The third reason are Muscle Imbalances. ATX leverage machines have arms that operate independently. Any pre-existing muscle imbalances will show up straight away as you will notice your arms moving at a different speed. An inexperienced lifter who trains exclusively with a barbell might not pick this up.

Can Chest Press lift Breasts?

Chest press and chest exercises can help you tone and lift the breasts up to a certain degree. By strengthening the muscle under the fat tissue, you will make your breasts look better than without pressing.

However, you won’t be able to make significant changes without plastic surgery. The sagging chest is caused by the loss of the tissue elasticity. If chest pressing is just part of your weight training program and healthy lifestyle, I highly doubt plastic surgery will be high on your priority list.

This healthy lifestyle will make you look and feel much better than your old self.
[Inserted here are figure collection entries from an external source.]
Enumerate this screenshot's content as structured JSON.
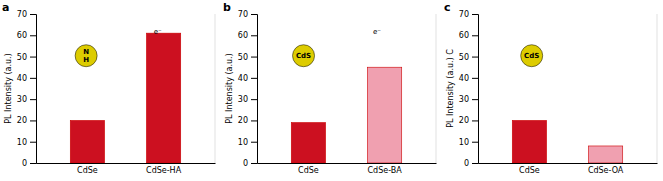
{
  "chart_data": [
    {
      "type": "bar",
      "title": "a",
      "ylabel": "PL Intensity (a.u.)",
      "categories": [
        "CdSe",
        "CdSe-HA"
      ],
      "values": [
        20,
        61
      ],
      "colors": [
        "#cc1020",
        "#cc1020"
      ],
      "ylim": [
        0,
        70
      ],
      "yticks": [
        0,
        10,
        20,
        30,
        40,
        50,
        60,
        70
      ],
      "annotations": [
        "N\nH",
        "e⁻"
      ]
    },
    {
      "type": "bar",
      "title": "b",
      "ylabel": "PL Intensity (a.u.)",
      "categories": [
        "CdSe",
        "CdSe-BA"
      ],
      "values": [
        19,
        45
      ],
      "colors": [
        "#cc1020",
        "#f0a0b0"
      ],
      "ylim": [
        0,
        70
      ],
      "yticks": [
        0,
        10,
        20,
        30,
        40,
        50,
        60,
        70
      ],
      "annotations": [
        "CdS",
        "e⁻"
      ]
    },
    {
      "type": "bar",
      "title": "c",
      "ylabel": "PL Intensity (a.u.) C",
      "categories": [
        "CdSe",
        "CdSe-OA"
      ],
      "values": [
        20,
        8
      ],
      "colors": [
        "#cc1020",
        "#f0a0b0"
      ],
      "ylim": [
        0,
        70
      ],
      "yticks": [
        0,
        10,
        20,
        30,
        40,
        50,
        60,
        70
      ],
      "annotations": [
        "CdS"
      ]
    }
  ]
}
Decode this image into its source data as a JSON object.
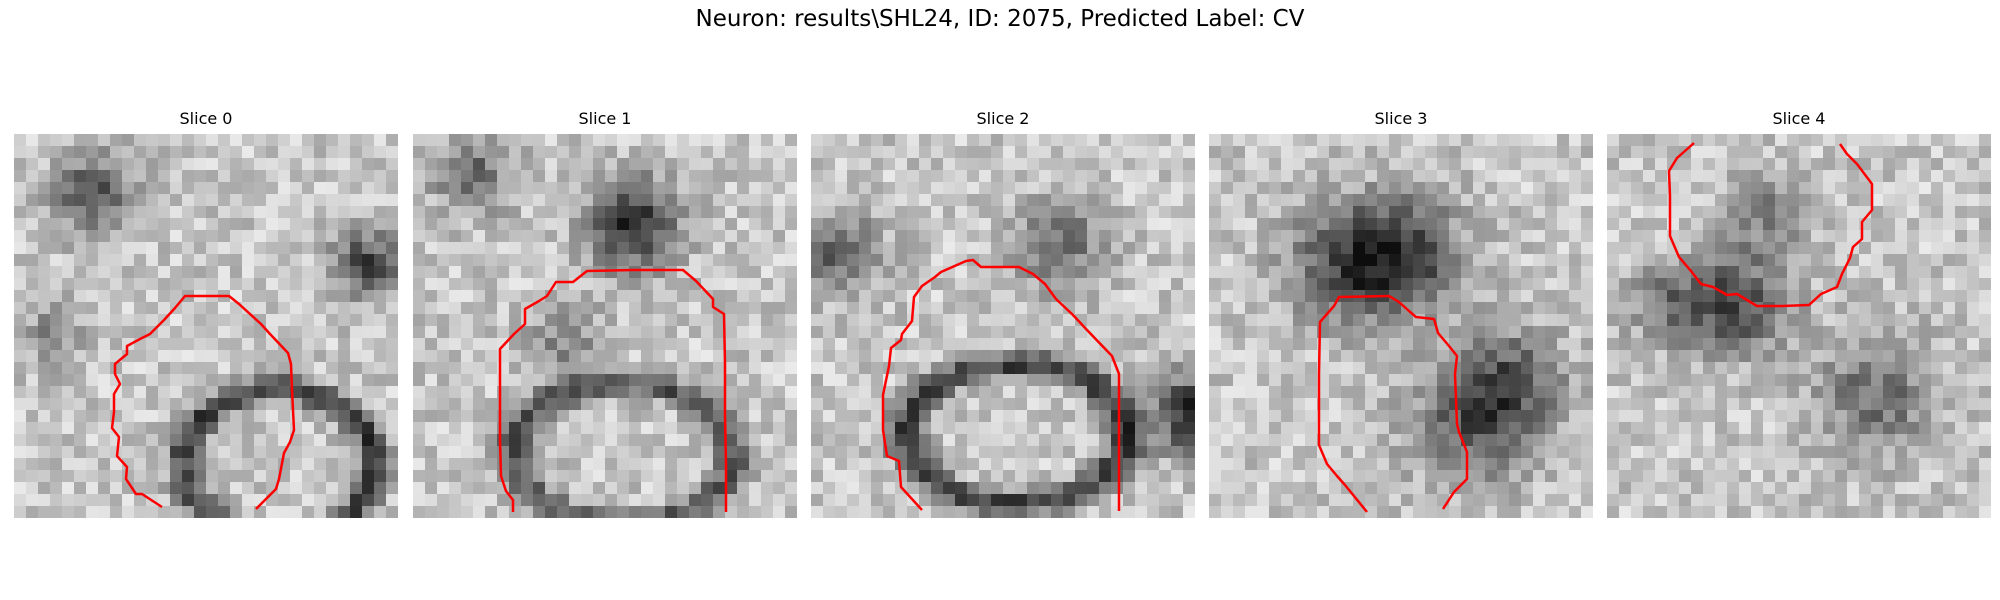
{
  "figure": {
    "title": "Neuron: results\\SHL24, ID: 2075, Predicted Label: CV"
  },
  "overlay_color": "#ff0000",
  "slices": [
    {
      "title": "Slice 0"
    },
    {
      "title": "Slice 1"
    },
    {
      "title": "Slice 2"
    },
    {
      "title": "Slice 3"
    },
    {
      "title": "Slice 4"
    }
  ]
}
In the athletic world breasts shapes and sizes are low on the priority. There are countless strong and attractive women with virtually no chest. Plastic surgery is expensive and will keep you out of the gym.

Do not feel pressured to get surgery. But I would strongly recommend chest pressing!

Does Leverage Press work Back?

The leverage press does not target back. The main muscles used will always be the chest, triceps, and shoulders. However, when you are working hard, the back and core will all be activated. The back muscles certainly won’t be overly fatigued, ruining your back workout the following day.

If you want to work your back, you can do some back exercises on your leverage press machine. They are great for doing rows – barbell, bent over, prone and one arm.